En marge des rencontres 4M de Paris, grand rendez-vous des médias en ligne et des organisations de la société civile pour la promotion de la démocratie, organisées les 20 et 21 avril par CFI, l’agence française de coopération entre les médias, se réunissaient les « africtivistes ». Ils sont blogueurs, journalistes citoyens, activistes… Certains sont à l’origine des mouvements citoyens Filimbi en RDC, Y’en a marre au Sénégal ou Balai citoyen au Burkina Faso.

Cheikh Fall est l’initiateur de la rencontre des africtivistes. Fondateur de la Ligue panafricaine des webactivistes pour la démocratie, un réseau panafricain lancé en novembre 2015 à Dakar et qui regroupe 150 membres dans 35 pays africains, il milite pour que son mouvement obtienne le statut d’observateur à l’Union africaine (UA), « afin d’y porter la voix des citoyens ».

Idriss Déby au Tchad, Denis Sassou-Nguesso au Congo-Brazzaville, Yoweri Museveni en Ouganda viennent d’être réélus, tous après plus de 25 ans. Est-ce la défaite des mouvements citoyens en Afrique ?

C’est avant tout la défaite de la démocratie dans notre continent, mais aussi celle de l’élite politique africaine. Avant même la présidentielle tchadienne, Idriss Déby a été élu à la tête de l’Union africaine. C’était un soutien net des chefs d’Etat africains à son endroit, alors qu’il a manipulé la Constitution pour se représenter. Ceci étant, il s’agit également de notre échec. Notre stratégie est d’impliquer les populations : le Tchad ne peut être changé que pas les Tchadiens. Mais c’est un processus qui prend du temps.

Dans quels pays, selon vous, le processus démocratique est-il bien engagé ?

Le Sénégal, le Ghana, le Nigeria, le Mali, le Bénin sont des pays pour lesquels nous sommes optimistes. Il y a par contre des pays où la situation est plus complexe : c’est le cas du Cameroun, de la RDC, du Burundi, du Tchad qui nous tient énormément à cœur, et de la Guinée-Equatoriale.

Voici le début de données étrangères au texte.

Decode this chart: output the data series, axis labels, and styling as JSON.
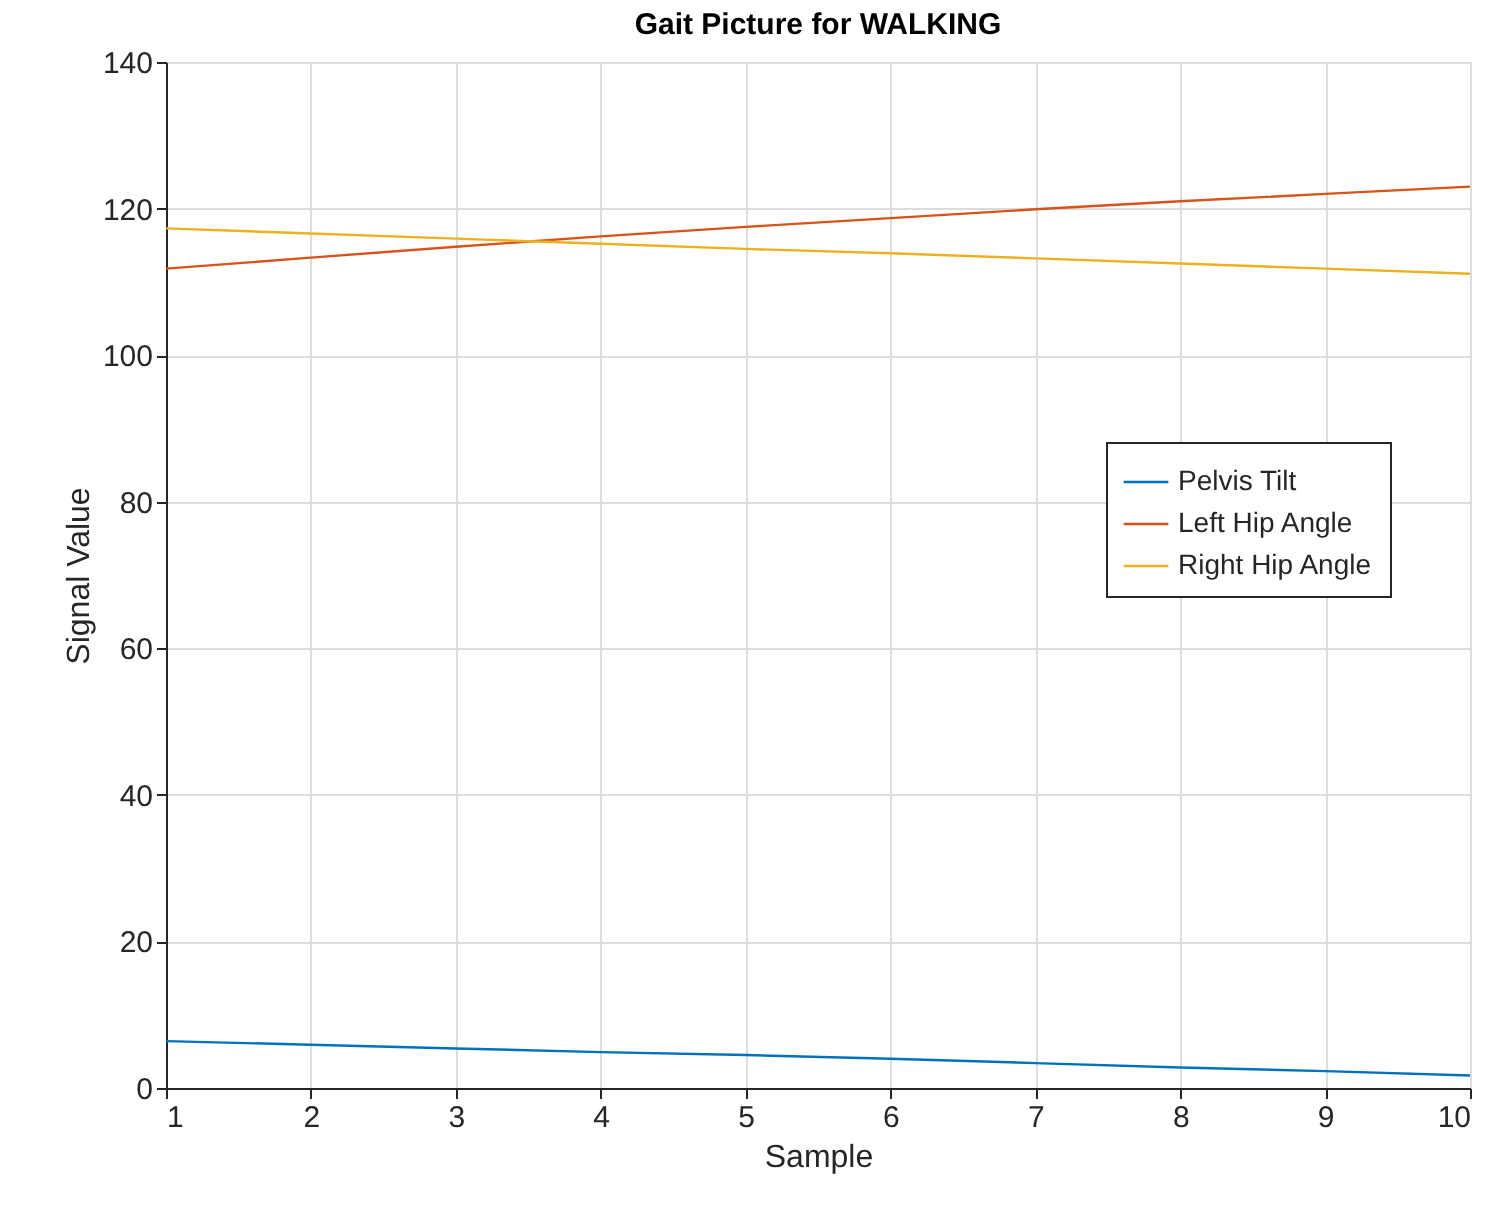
{
  "chart_data": {
    "type": "line",
    "title": "Gait Picture for WALKING",
    "xlabel": "Sample",
    "ylabel": "Signal Value",
    "x": [
      1,
      2,
      3,
      4,
      5,
      6,
      7,
      8,
      9,
      10
    ],
    "series": [
      {
        "name": "Pelvis Tilt",
        "color": "#0072bd",
        "values": [
          6.4,
          5.9,
          5.4,
          4.9,
          4.5,
          4.0,
          3.4,
          2.8,
          2.3,
          1.7
        ]
      },
      {
        "name": "Left Hip Angle",
        "color": "#d95319",
        "values": [
          111.8,
          113.3,
          114.8,
          116.2,
          117.5,
          118.7,
          119.9,
          121.0,
          122.0,
          123.0
        ]
      },
      {
        "name": "Right Hip Angle",
        "color": "#edb120",
        "values": [
          117.3,
          116.6,
          115.9,
          115.2,
          114.5,
          113.9,
          113.2,
          112.5,
          111.8,
          111.1
        ]
      }
    ],
    "xlim": [
      1,
      10
    ],
    "xticks": [
      1,
      2,
      3,
      4,
      5,
      6,
      7,
      8,
      9,
      10
    ],
    "ylim": [
      0,
      140
    ],
    "yticks": [
      0,
      20,
      40,
      60,
      80,
      100,
      120,
      140
    ],
    "grid": true,
    "legend": "right",
    "marker": "none",
    "line_style": "solid"
  }
}
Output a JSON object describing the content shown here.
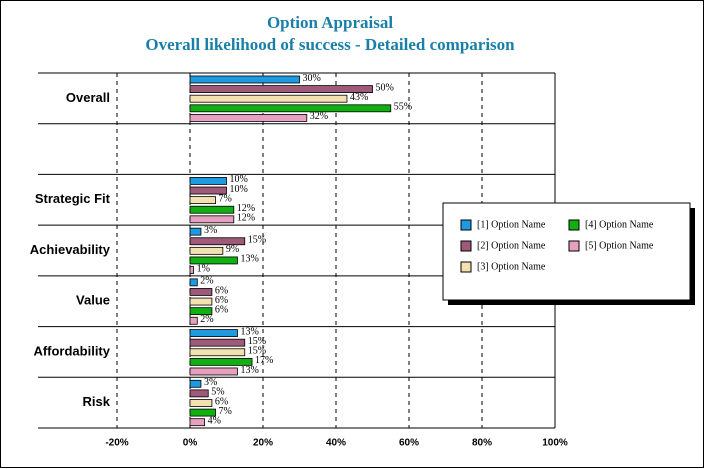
{
  "chart_data": {
    "type": "hbar",
    "title": "Option Appraisal",
    "subtitle": "Overall likelihood of success - Detailed comparison",
    "categories": [
      "Overall",
      null,
      "Strategic Fit",
      "Achievability",
      "Value",
      "Affordability",
      "Risk"
    ],
    "series": [
      {
        "name": "[1] Option Name",
        "color": "#1e9be0",
        "values": [
          30,
          null,
          10,
          3,
          2,
          13,
          3
        ],
        "value_labels": [
          "30%",
          null,
          "10%",
          "3%",
          "2%",
          "13%",
          "3%"
        ]
      },
      {
        "name": "[2] Option Name",
        "color": "#9e5a78",
        "values": [
          50,
          null,
          10,
          15,
          6,
          15,
          5
        ],
        "value_labels": [
          "50%",
          null,
          "10%",
          "15%",
          "6%",
          "15%",
          "5%"
        ]
      },
      {
        "name": "[3] Option Name",
        "color": "#f2e2b0",
        "values": [
          43,
          null,
          7,
          9,
          6,
          15,
          6
        ],
        "value_labels": [
          "43%",
          null,
          "7%",
          "9%",
          "6%",
          "15%",
          "6%"
        ]
      },
      {
        "name": "[4] Option Name",
        "color": "#10b010",
        "values": [
          55,
          null,
          12,
          13,
          6,
          17,
          7
        ],
        "value_labels": [
          "55%",
          null,
          "12%",
          "13%",
          "6%",
          "17%",
          "7%"
        ]
      },
      {
        "name": "[5] Option Name",
        "color": "#e6a0c0",
        "values": [
          32,
          null,
          12,
          1,
          2,
          13,
          4
        ],
        "value_labels": [
          "32%",
          null,
          "12%",
          "1%",
          "2%",
          "13%",
          "4%"
        ]
      }
    ],
    "xlim": [
      -20,
      100
    ],
    "xticks": [
      {
        "value": -20,
        "label": "-20%"
      },
      {
        "value": 0,
        "label": "0%"
      },
      {
        "value": 20,
        "label": "20%"
      },
      {
        "value": 40,
        "label": "40%"
      },
      {
        "value": 60,
        "label": "60%"
      },
      {
        "value": 80,
        "label": "80%"
      },
      {
        "value": 100,
        "label": "100%"
      }
    ],
    "grid": true,
    "legend": "right"
  }
}
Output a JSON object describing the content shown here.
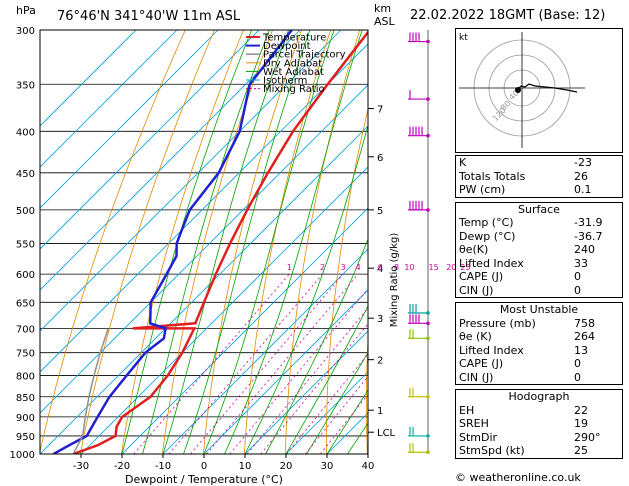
{
  "header": {
    "hpa_label": "hPa",
    "location": "76°46'N  341°40'W  11m  ASL",
    "km_label": "km",
    "asl_label": "ASL",
    "datetime": "22.02.2022  18GMT  (Base: 12)"
  },
  "chart_data": {
    "type": "line",
    "title": "",
    "xlabel": "Dewpoint / Temperature (°C)",
    "ylabel": "hPa",
    "y_axis_right_label": "Mixing Ratio (g/kg)",
    "xlim": [
      -40,
      40
    ],
    "ylim": [
      1000,
      300
    ],
    "pressure_ticks": [
      300,
      350,
      400,
      450,
      500,
      550,
      600,
      650,
      700,
      750,
      800,
      850,
      900,
      950,
      1000
    ],
    "temp_ticks": [
      -30,
      -20,
      -10,
      0,
      10,
      20,
      30,
      40
    ],
    "km_ticks": [
      {
        "label": "7",
        "p": 375
      },
      {
        "label": "6",
        "p": 430
      },
      {
        "label": "5",
        "p": 500
      },
      {
        "label": "4",
        "p": 590
      },
      {
        "label": "3",
        "p": 680
      },
      {
        "label": "2",
        "p": 765
      },
      {
        "label": "1",
        "p": 883
      },
      {
        "label": "LCL",
        "p": 940
      }
    ],
    "mixing_ratio_labels": [
      "1",
      "2",
      "3",
      "4",
      "6",
      "8",
      "10",
      "15",
      "20",
      "25"
    ],
    "legend": [
      "Temperature",
      "Dewpoint",
      "Parcel Trajectory",
      "Dry Adiabat",
      "Wet Adiabat",
      "Isotherm",
      "Mixing Ratio"
    ],
    "legend_position": "top-center",
    "series": [
      {
        "name": "Temperature",
        "color": "#e02020",
        "points": [
          [
            1000,
            -31.9
          ],
          [
            975,
            -28
          ],
          [
            950,
            -26
          ],
          [
            925,
            -28
          ],
          [
            900,
            -29
          ],
          [
            850,
            -27
          ],
          [
            800,
            -28
          ],
          [
            750,
            -30
          ],
          [
            700,
            -33
          ],
          [
            700,
            -48
          ],
          [
            690,
            -34
          ],
          [
            650,
            -37
          ],
          [
            600,
            -41
          ],
          [
            550,
            -45
          ],
          [
            500,
            -49
          ],
          [
            450,
            -53
          ],
          [
            400,
            -57
          ],
          [
            350,
            -60
          ],
          [
            300,
            -63
          ]
        ]
      },
      {
        "name": "Dewpoint",
        "color": "#2020d0",
        "points": [
          [
            1000,
            -36.7
          ],
          [
            975,
            -35
          ],
          [
            950,
            -33
          ],
          [
            925,
            -34
          ],
          [
            900,
            -35
          ],
          [
            850,
            -37
          ],
          [
            800,
            -38
          ],
          [
            750,
            -39
          ],
          [
            720,
            -38
          ],
          [
            700,
            -40
          ],
          [
            690,
            -45
          ],
          [
            650,
            -50
          ],
          [
            600,
            -53
          ],
          [
            570,
            -55
          ],
          [
            550,
            -58
          ],
          [
            530,
            -60
          ],
          [
            500,
            -63
          ],
          [
            450,
            -65
          ],
          [
            400,
            -70
          ],
          [
            350,
            -79
          ],
          [
            300,
            -82
          ]
        ]
      },
      {
        "name": "Parcel Trajectory",
        "color": "#909090",
        "points": [
          [
            1000,
            -31.9
          ],
          [
            950,
            -34
          ],
          [
            900,
            -38
          ],
          [
            850,
            -42
          ],
          [
            800,
            -46
          ],
          [
            750,
            -50
          ],
          [
            700,
            -54
          ]
        ]
      }
    ]
  },
  "stats": {
    "k": {
      "label": "K",
      "value": "-23"
    },
    "totals": {
      "label": "Totals Totals",
      "value": "26"
    },
    "pw": {
      "label": "PW (cm)",
      "value": "0.1"
    },
    "surface_title": "Surface",
    "surface": [
      {
        "label": "Temp (°C)",
        "value": "-31.9"
      },
      {
        "label": "Dewp (°C)",
        "value": "-36.7"
      },
      {
        "label": "θe(K)",
        "value": "240"
      },
      {
        "label": "Lifted Index",
        "value": "33"
      },
      {
        "label": "CAPE (J)",
        "value": "0"
      },
      {
        "label": "CIN (J)",
        "value": "0"
      }
    ],
    "unstable_title": "Most Unstable",
    "unstable": [
      {
        "label": "Pressure (mb)",
        "value": "758"
      },
      {
        "label": "θe (K)",
        "value": "264"
      },
      {
        "label": "Lifted Index",
        "value": "13"
      },
      {
        "label": "CAPE (J)",
        "value": "0"
      },
      {
        "label": "CIN (J)",
        "value": "0"
      }
    ],
    "hodo_title": "Hodograph",
    "hodo": [
      {
        "label": "EH",
        "value": "22"
      },
      {
        "label": "SREH",
        "value": "19"
      },
      {
        "label": "StmDir",
        "value": "290°"
      },
      {
        "label": "StmSpd (kt)",
        "value": "25"
      }
    ]
  },
  "hodograph": {
    "unit_label": "kt",
    "ring_labels": [
      "40",
      "80",
      "120"
    ]
  },
  "credit": "© weatheronline.co.uk",
  "colors": {
    "temperature": "#e02020",
    "dewpoint": "#2020d0",
    "parcel": "#909090",
    "dry_adiabat": "#e08a00",
    "wet_adiabat": "#00a000",
    "isotherm": "#00a0e0",
    "mixing_ratio": "#d000a0",
    "wind_barb": "#c000c0"
  }
}
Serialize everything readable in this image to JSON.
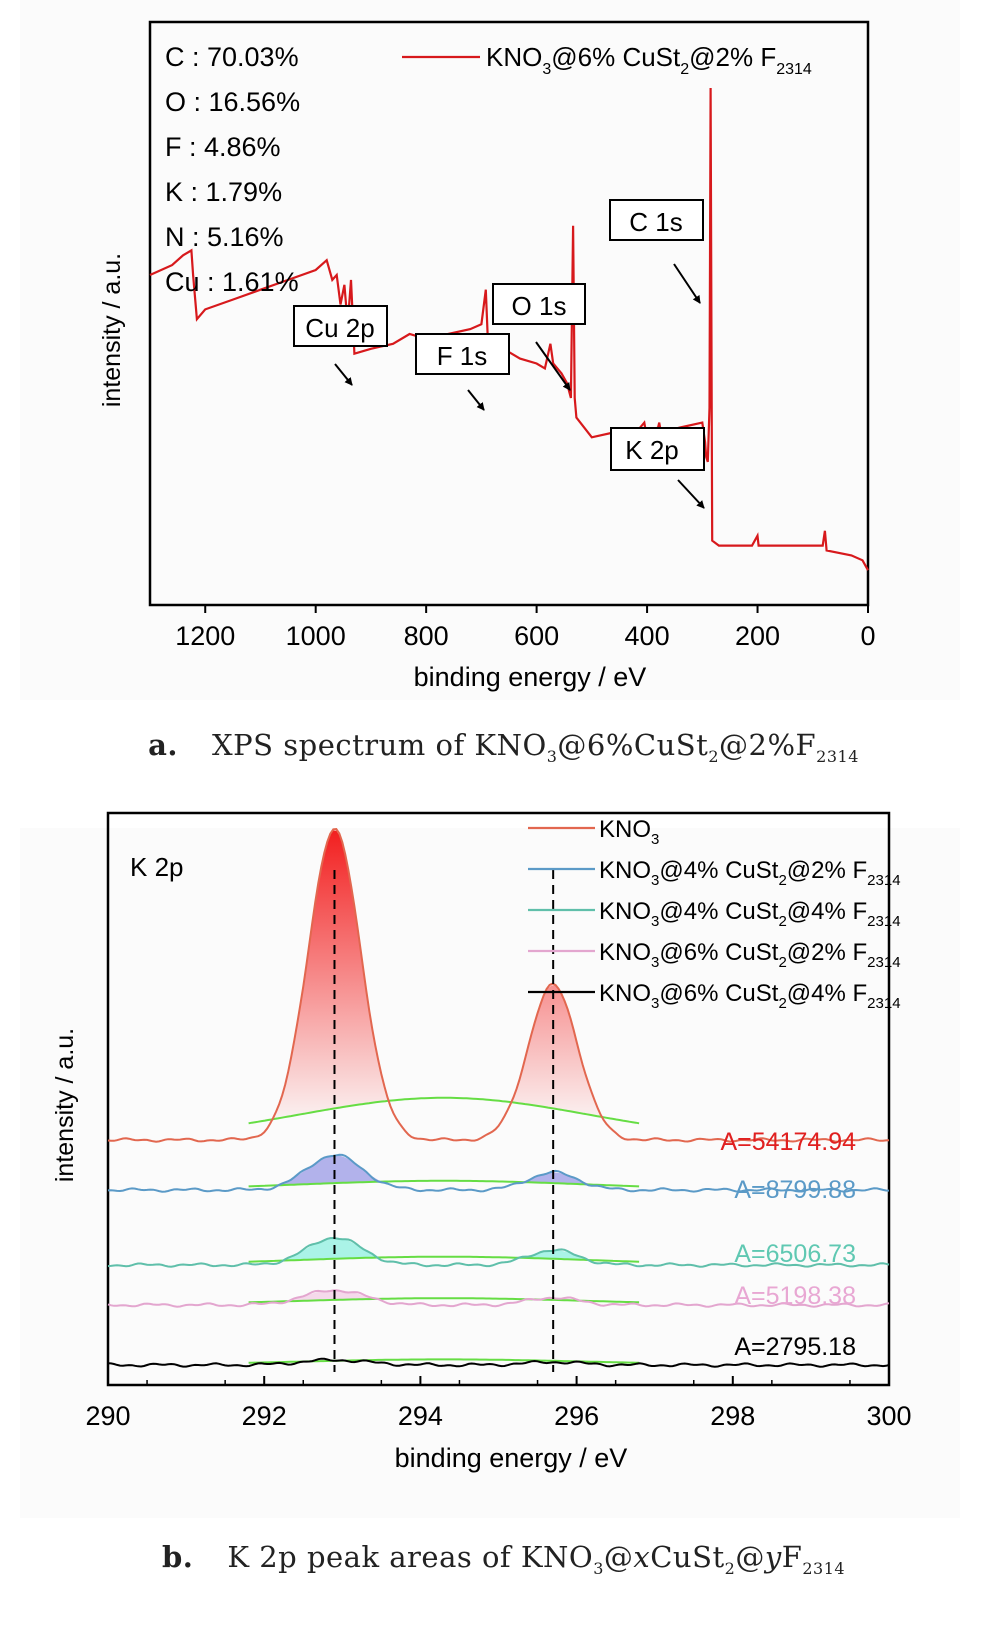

Ces pays ont muselé la presse et les opinions. Les activistes ont peur de s’affirmer, car dans ces pays il est très facile de faire disparaître des gens, sans procès, ou de les intimider en s’attaquant aux familles. Or pour changer les choses, il faut rester en vie !

Que faites-vous pour faire changer les choses ?

Nous organisons l’action #JammehFact [contre le dictateur gambien Yahya Jammeh] sur les réseaux sociaux en soutien au peuple gambien et aux dissidents. Nous voulons faire en sorte que le monde entier soit au courant de ce qui se passe en Gambie. Dans notre démarche, nous utilisons des techniques de cryptographie pour contrer la censure sur Internet et la cybersurveillance.

Cela nous permet aussi d’apporter une assistance technique aux militants, afin de leur permettre de rester en vie, d’être en sécurité et de pouvoir contourner la violation des droits à l’information.

Jusqu’à présent, votre militantisme s’est manifesté à travers des mouvements dans la rue et sur Internet. Quelle est la prochaine étape pour les africtivistes ?

Nos combats devraient être portés par les institutions, l’UA, la Communauté économique des Etats d’Afrique de l’ouest (Cédéao), qui sont censées représenter les citoyens.

Nous souhaitons donc obtenir un statut d’observateur au sein de ces organismes internationaux afin d’y porter la voix des citoyens. Si l’UA cherche à atteindre les mêmes résultats que nous, c’est-à-dire consolider les acquis démocratiques, elle doit nous accepter comme des alliés et des partenaires privilégiés.

Est-ce dans l’intérêt d’Idriss Déby, nouveau président en exercice de l’UA de faire de vous des observateurs au sein de l’institution ?

Ce n’est pas dans son intérêt effectivement, mais même s’il bloque notre mouvement, cela ne nous découragera pas. Idriss Déby n’est pas éternel.